Sociedade

Governo sem registo sobre cidadãos nacionais mortos ou feridos no Médio Oriente

O Governo moçambicano anunciou esta terça-feira que, até ao momento, não tem qualquer registo de cidadãos nacionais mortos ou feridos no conflito que se desenrola no Médio Oriente. A informação foi partilhada pelo porta-voz do Conselho de Ministros, Inocêncio Impissa, após a reunião semanal do órgão na capital.

Situação dos Moçambicanos na Região

De acordo com os dados apresentados, existem atualmente 681 moçambicanos a viver na região do Médio Oriente. Após contactos com as missões diplomáticas do país, foi confirmado que todos os cidadãos nacionais se encontram bem de saúde e em segurança, apesar da escalada da violência.

A maioria destes moçambicanos está distribuída pelo Qatar e Emirados Árabes Unidos, com cerca de 300 em cada um. Há ainda aproximadamente 100 na Arábia Saudita, 12 em Israel e um no Bahrein.

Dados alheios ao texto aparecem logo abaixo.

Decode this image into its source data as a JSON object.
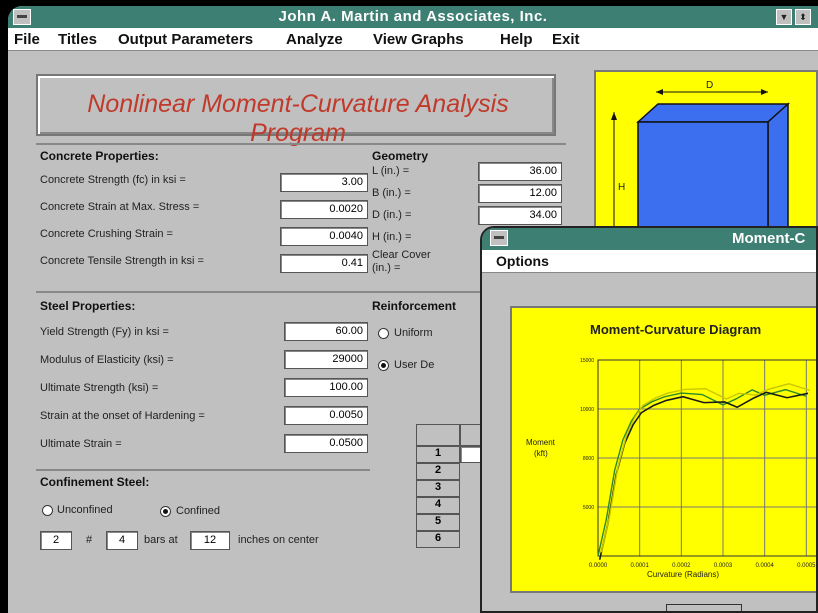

Face ao aumento da tensão, as embaixadas moçambicanas na área emitiram comunicados a pedir vigilância e prudência, aconselhando os cidadãos a seguir as orientações das autoridades locais.

Esforços e Plano de Contingência

O Executivo moçambicano está também a tentar contactar outros nacionais em Chipre e no Kuwait, bem como viajantes que possam estar em trânsito nos aeroportos de Doha e Dubai, que foram afetados pelo encerramento do espaço aéreo. Para facilitar a assistência, o Ministério dos Negócios Estrangeiros e Cooperação vai disponibilizar informações e contactos diretos na sua página oficial na internet.

Inocêncio Impissa sublinhou que, embora não haja um plano de retirada imediata em curso, o Governo está a monitorizar de perto a situação através de um plano de contingência. O porta-voz explicou que este plano está a ser estudado e já inclui dados sobre a localização dos cidadãos, não descartando a possibilidade de uma evacuação futura, dependendo das necessidades.

Impactos Económicos e Cenário de Conflito

Além da segurança dos cidadãos, o Governo criou um grupo multissectorial para avaliar os possíveis impactos económicos do conflito em Moçambique, com foco especial no preço dos combustíveis. Impissa referiu que está em curso um “estudo aprofundado” sobre a crise e pediu tempo para que o grupo técnico conclua a sua análise antes de qualquer posicionamento oficial.

A tensão na região continua elevada, marcando o quarto dia da ofensiva israelo-americana contra o Irão, com ataques no Golfo e bombardeamentos contínuos no território iraniano e no Líbano. Esta situação mantém as autoridades moçambicanas em estado de alerta máximo.